Elbe noch Gefahr für Demker

Das Trafohäuschen wurde weg vom Deich in die Ortsmitte von Elversdorf neben das Gemeinschaftshaus verlegt.

Demker - Von Alexander Postolache. 2006 handelte der Landkreis Stendal schnell, baute einen Deich für Elversdorf. In Sichtweite liegt Demker, noch immer ungeschützt.

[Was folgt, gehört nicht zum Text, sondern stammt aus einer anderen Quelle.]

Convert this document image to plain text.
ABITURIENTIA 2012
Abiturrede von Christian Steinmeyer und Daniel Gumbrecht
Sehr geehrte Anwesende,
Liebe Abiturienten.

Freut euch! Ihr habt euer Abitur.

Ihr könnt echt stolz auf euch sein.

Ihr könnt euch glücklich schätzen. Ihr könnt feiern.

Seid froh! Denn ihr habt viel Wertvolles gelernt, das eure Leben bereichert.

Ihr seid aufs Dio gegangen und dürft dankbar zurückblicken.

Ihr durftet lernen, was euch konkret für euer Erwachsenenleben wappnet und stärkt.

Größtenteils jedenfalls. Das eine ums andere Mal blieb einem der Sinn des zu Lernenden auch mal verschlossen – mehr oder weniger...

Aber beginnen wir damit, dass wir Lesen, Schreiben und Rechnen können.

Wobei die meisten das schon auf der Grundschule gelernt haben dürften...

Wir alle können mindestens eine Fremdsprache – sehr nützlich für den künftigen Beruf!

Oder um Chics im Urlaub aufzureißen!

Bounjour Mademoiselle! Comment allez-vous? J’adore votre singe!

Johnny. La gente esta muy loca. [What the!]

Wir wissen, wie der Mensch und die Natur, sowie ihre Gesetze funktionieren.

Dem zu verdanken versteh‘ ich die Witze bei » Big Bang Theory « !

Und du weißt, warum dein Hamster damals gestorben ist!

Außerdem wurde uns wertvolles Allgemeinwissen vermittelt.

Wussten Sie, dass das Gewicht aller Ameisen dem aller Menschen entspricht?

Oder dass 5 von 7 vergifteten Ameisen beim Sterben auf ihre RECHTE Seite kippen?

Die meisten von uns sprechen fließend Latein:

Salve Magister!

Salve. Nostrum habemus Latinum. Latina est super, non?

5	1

Wasser in den Häusern. Das war 2002 der Fall, als das Elbwasser bis nach Demker kam. Falsche Karten hatten Demker 80 Meter höher angegeben, als es der Wirklichkeit entspricht. 2006 habe es fast die selbe Situation gegeben. Der Landkreis Stendal, in persona Heinz-Jürgen Twartz, habe über Nacht einen Deich bei Elversdorf errichten lassen, wie sich Petra Fischer, Ortsbürgermeisterin Demker, erinnert. Damals, vor über vier Jahren, sei das Versprechen gegeben worden, einen Deich auch für Demker zu errichten. Die Zeit ist vorbei. „Die Archäologen waren da, die Pläne für einen Deich sind angefertigt und die Grundstücke erworben“, so Fischer weiter. In Frühjahr 2010 sollte mit dem Bau angefangen werden. Doch nichts ist geschehen. Nur die Versprechen blieben.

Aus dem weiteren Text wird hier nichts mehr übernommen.